Da sich Robert Mennen nach seinem Bachelor auf den Sport konzentrieren wollte, blieb nur ein Fernstudium. Dafür informierte er sich – im Internet, in Broschüren und Flyern. Die FernUniversität war seine erste Wahl: „Das Studienangebot und das Fernstudiensystem haben mich überzeugt“, sagt Mennen. Außerdem sollte das Fernstudium „Hand und Fuß“ haben. „Die FernUniversität hat ein gutes Image und ist als staatliche Hochschule seriös“, erklärt Mennen seine Wahl.

Gut aufbereitete Studienbriefe

„Nachdem die ersten Studienbriefe da waren, habe ich mich förmlich in das Fernstudium hineingestürzt“, erinnert sich der Mountainbiker. Die Vor- und Nachmittage waren für das Training reserviert, abends wälzte er Studienbriefe und Bücher – Disziplin und Effizienz. „Trotzdem war es ist schon eine Herausforderung, motiviert zu bleiben“, erinnert sich Robert Mennen.
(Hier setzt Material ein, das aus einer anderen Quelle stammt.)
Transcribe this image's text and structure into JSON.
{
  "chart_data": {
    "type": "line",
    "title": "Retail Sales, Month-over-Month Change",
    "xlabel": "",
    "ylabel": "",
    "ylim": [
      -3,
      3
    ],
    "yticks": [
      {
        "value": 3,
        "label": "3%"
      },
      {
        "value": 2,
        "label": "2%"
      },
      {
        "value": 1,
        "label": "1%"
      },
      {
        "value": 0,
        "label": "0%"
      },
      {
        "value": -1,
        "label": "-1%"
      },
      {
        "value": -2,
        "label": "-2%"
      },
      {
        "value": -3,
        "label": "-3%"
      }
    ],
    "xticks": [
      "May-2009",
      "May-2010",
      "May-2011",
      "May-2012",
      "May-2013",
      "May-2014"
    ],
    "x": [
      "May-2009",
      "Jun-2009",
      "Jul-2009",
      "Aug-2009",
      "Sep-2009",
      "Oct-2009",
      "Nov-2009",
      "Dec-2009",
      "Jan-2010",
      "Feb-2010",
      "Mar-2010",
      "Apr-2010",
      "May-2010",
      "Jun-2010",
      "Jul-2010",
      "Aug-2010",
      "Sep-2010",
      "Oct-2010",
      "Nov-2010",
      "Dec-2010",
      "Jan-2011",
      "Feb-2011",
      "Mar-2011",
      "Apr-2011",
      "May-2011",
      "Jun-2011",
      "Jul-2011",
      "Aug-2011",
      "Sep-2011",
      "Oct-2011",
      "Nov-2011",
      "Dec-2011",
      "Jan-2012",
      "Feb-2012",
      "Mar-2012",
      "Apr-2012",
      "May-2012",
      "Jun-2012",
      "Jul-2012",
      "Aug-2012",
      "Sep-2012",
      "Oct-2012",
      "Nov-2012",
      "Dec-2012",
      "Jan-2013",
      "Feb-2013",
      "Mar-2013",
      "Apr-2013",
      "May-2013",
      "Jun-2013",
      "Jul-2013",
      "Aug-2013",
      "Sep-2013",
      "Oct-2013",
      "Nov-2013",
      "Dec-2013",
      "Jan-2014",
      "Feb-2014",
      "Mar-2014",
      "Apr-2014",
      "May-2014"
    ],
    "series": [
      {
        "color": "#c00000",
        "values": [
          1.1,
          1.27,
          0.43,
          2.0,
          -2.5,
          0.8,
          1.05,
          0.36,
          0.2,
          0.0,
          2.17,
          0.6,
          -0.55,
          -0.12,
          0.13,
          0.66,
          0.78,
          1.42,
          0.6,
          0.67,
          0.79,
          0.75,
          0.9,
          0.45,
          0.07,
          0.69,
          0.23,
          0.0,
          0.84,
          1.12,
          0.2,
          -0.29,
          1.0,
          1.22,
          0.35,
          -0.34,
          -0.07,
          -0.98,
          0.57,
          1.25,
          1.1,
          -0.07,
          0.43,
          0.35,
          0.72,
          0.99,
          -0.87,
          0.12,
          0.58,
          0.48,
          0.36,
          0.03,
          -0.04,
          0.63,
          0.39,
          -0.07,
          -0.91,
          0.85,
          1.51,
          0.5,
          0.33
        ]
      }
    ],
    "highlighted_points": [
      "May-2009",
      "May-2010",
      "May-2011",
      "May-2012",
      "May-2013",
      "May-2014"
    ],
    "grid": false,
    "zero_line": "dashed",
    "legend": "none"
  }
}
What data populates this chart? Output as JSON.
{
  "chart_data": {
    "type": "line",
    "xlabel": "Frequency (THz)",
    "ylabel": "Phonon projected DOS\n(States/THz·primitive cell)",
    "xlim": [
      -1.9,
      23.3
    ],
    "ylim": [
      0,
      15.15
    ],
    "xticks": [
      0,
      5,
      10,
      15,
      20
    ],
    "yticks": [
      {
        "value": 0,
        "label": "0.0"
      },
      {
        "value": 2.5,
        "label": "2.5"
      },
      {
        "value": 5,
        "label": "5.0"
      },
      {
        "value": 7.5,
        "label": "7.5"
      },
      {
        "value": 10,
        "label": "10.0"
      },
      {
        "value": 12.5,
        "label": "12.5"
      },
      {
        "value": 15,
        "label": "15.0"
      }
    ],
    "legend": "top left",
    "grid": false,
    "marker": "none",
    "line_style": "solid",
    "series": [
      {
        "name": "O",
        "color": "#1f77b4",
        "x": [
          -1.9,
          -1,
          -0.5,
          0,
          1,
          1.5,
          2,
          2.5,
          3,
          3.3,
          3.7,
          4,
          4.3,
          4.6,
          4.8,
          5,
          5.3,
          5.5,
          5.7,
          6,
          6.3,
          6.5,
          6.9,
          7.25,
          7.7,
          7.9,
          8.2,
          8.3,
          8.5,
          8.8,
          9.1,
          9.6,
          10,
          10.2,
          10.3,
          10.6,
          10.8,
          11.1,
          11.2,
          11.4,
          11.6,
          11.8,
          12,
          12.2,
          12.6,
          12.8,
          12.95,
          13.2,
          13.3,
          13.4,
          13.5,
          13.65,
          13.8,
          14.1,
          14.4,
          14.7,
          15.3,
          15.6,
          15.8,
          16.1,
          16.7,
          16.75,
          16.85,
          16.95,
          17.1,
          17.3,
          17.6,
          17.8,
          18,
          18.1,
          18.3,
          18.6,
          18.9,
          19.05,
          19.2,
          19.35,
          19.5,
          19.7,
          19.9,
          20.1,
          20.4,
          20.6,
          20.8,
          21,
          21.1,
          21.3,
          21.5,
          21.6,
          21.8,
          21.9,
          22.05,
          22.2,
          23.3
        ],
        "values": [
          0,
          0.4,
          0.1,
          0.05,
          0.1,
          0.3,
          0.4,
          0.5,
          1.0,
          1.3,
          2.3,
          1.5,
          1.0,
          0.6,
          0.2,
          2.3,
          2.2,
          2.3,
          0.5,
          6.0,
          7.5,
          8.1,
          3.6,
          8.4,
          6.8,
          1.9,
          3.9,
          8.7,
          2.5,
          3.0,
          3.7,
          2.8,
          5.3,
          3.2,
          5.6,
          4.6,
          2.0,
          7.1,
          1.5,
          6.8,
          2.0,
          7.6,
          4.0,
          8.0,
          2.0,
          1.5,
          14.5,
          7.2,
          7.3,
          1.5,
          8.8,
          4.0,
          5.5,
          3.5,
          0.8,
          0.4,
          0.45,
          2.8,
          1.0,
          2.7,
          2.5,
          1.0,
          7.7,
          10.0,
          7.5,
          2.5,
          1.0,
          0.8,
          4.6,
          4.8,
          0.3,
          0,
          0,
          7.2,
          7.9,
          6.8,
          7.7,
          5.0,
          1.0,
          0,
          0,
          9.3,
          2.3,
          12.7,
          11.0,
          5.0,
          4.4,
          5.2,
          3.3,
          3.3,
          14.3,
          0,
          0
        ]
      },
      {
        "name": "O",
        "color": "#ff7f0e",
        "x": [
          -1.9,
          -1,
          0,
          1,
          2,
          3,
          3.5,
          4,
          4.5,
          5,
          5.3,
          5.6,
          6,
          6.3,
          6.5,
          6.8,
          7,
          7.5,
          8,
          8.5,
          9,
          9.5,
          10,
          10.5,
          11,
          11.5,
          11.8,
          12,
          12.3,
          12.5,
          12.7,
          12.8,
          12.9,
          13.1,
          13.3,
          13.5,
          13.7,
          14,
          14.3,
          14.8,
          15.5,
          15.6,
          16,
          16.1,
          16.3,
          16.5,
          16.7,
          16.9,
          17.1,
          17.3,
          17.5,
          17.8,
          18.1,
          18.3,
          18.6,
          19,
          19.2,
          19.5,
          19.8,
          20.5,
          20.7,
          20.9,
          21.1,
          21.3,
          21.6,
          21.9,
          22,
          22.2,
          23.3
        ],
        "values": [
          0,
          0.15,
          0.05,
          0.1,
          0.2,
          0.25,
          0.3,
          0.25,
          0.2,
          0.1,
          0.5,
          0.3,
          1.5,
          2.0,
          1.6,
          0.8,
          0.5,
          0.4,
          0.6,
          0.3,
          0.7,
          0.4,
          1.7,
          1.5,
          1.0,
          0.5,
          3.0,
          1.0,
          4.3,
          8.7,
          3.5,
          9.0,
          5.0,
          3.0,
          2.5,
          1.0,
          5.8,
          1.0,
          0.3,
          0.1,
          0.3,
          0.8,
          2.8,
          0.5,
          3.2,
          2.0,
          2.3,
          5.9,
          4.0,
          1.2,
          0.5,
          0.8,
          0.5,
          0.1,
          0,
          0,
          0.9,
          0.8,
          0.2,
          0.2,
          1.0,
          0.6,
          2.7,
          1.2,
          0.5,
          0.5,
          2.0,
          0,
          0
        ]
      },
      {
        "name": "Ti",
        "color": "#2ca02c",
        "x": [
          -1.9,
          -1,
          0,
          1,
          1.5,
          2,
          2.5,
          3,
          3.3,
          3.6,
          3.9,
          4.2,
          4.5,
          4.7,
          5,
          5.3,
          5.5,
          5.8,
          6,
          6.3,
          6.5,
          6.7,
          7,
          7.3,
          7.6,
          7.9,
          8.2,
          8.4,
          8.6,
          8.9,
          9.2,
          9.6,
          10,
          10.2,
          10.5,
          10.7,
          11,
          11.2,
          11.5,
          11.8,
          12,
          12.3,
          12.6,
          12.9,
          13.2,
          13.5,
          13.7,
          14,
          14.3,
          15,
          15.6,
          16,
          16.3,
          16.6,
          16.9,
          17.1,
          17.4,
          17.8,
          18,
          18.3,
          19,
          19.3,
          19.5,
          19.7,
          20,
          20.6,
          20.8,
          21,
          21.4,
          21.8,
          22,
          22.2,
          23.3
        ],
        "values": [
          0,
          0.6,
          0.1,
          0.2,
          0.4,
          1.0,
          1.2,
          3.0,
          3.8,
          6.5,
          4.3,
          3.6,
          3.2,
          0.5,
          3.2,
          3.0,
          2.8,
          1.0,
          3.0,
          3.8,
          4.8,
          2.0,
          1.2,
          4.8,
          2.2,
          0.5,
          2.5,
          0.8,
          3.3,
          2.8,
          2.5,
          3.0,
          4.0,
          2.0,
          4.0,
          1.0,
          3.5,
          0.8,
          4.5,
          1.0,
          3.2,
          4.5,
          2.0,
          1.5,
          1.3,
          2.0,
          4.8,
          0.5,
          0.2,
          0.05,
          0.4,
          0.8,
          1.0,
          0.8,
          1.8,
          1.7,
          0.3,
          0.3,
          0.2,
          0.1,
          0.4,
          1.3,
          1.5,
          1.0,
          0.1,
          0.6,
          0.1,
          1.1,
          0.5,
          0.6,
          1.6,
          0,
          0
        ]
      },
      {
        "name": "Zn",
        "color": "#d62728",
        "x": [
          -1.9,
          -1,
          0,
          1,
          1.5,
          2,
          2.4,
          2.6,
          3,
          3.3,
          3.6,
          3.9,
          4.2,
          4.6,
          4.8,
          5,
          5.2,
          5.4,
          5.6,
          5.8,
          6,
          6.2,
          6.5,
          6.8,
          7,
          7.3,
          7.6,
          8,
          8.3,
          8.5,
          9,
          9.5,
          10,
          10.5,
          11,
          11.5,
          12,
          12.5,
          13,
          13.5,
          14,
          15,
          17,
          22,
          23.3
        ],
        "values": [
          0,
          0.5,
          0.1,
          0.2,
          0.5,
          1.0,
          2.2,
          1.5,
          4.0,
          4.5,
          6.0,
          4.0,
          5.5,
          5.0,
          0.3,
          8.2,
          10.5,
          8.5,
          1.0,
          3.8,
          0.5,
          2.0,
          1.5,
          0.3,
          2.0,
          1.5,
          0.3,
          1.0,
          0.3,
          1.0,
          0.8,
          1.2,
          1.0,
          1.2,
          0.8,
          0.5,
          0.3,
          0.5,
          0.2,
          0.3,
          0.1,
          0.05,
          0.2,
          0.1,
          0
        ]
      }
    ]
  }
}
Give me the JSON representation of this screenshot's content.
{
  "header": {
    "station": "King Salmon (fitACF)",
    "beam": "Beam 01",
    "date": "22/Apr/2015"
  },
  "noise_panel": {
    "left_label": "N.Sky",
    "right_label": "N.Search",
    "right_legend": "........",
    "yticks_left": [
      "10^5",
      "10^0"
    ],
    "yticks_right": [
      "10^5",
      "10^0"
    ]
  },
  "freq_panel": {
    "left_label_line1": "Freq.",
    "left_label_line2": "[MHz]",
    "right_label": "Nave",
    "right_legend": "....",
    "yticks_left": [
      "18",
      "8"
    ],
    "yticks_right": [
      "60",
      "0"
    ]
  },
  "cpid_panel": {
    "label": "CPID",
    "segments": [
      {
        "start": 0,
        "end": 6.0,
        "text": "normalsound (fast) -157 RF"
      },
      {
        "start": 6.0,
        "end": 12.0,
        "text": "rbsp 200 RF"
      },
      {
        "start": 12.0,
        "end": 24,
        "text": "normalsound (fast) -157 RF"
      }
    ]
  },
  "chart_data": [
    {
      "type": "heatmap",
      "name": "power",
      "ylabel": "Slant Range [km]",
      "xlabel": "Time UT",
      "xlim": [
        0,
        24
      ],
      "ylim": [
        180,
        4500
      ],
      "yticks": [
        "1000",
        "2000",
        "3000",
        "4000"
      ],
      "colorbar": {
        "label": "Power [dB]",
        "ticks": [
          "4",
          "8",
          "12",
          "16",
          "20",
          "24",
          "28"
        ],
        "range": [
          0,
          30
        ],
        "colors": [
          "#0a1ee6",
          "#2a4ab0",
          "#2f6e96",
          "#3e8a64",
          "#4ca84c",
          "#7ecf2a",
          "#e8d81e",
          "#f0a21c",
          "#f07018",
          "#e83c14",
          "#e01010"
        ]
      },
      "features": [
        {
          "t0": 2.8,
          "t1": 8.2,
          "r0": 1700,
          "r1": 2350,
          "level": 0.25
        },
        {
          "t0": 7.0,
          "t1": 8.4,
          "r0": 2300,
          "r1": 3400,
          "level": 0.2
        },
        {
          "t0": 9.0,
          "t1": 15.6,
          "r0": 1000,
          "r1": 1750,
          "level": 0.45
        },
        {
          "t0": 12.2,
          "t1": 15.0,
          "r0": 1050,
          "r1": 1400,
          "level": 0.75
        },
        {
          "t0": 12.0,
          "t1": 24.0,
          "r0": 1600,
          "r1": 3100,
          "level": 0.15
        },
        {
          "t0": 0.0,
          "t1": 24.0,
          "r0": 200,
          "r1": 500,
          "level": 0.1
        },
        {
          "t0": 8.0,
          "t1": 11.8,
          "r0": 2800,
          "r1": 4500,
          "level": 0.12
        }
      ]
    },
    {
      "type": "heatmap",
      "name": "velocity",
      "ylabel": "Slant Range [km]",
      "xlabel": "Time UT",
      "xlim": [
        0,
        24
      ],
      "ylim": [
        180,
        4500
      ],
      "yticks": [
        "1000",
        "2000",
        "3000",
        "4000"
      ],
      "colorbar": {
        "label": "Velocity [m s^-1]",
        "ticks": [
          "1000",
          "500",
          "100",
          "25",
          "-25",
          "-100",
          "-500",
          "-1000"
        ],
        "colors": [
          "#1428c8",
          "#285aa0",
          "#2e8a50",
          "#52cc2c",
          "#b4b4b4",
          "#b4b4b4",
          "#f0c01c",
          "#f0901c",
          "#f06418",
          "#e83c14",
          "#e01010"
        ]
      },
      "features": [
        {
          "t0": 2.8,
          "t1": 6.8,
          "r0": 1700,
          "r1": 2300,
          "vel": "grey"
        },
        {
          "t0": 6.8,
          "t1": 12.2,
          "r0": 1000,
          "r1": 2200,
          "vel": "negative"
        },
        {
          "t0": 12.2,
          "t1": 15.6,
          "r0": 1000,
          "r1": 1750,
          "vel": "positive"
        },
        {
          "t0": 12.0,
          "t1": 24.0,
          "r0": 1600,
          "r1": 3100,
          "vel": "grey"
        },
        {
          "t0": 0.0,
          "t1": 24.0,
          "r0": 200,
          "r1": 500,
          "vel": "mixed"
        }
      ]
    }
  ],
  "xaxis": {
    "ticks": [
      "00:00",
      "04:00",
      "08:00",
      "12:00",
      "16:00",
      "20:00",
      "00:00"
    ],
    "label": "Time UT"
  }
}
Doch die gut aufbereiteten Studienbriefe erleichterten ihm den Zugang zum Lernstoff – und verkürzten die Lernzeit. Ein wenig Hilfe hatte er auch: „Meine Eltern haben mich super unterstützt und mir viele Alltagspflichten abgenommen, zum Glück“, sagt Mennen und lacht. „Das hat vieles einfacher gemacht, aber ich glaube, sie waren auch ziemlich froh, dass ich mir einen zweiten Berufsweg aufbaue.“ Erfolg ist eben nicht planbar, und ein Plan B sinnvoll.

Mit Master ins Marketing

Der zweite Berufsweg werde inzwischen immer präsenter. Den Master-Abschluss hat Mennen inzwischen auch in der Tasche: „Ich werde dieses Jahr auf jeden Fall noch im Profibereich bleiben, vielleicht auch noch nächstes Jahr.“ Über Alternativen denke er bereits nach: „Vielleicht mache ich einen Job im Marketing, der auch etwas mit Radsport zu tun hat“, überlegt Robert Mennen.

Das würde passen, schließlich hat er seine Abschlussarbeit über Online-Marketing geschrieben. In dem Bereich könnte er sich einarbeiten, effizient und in kurzer Zeit. Das hat er gelernt, nicht nur beim Sport, sondern auch im Fernstudium.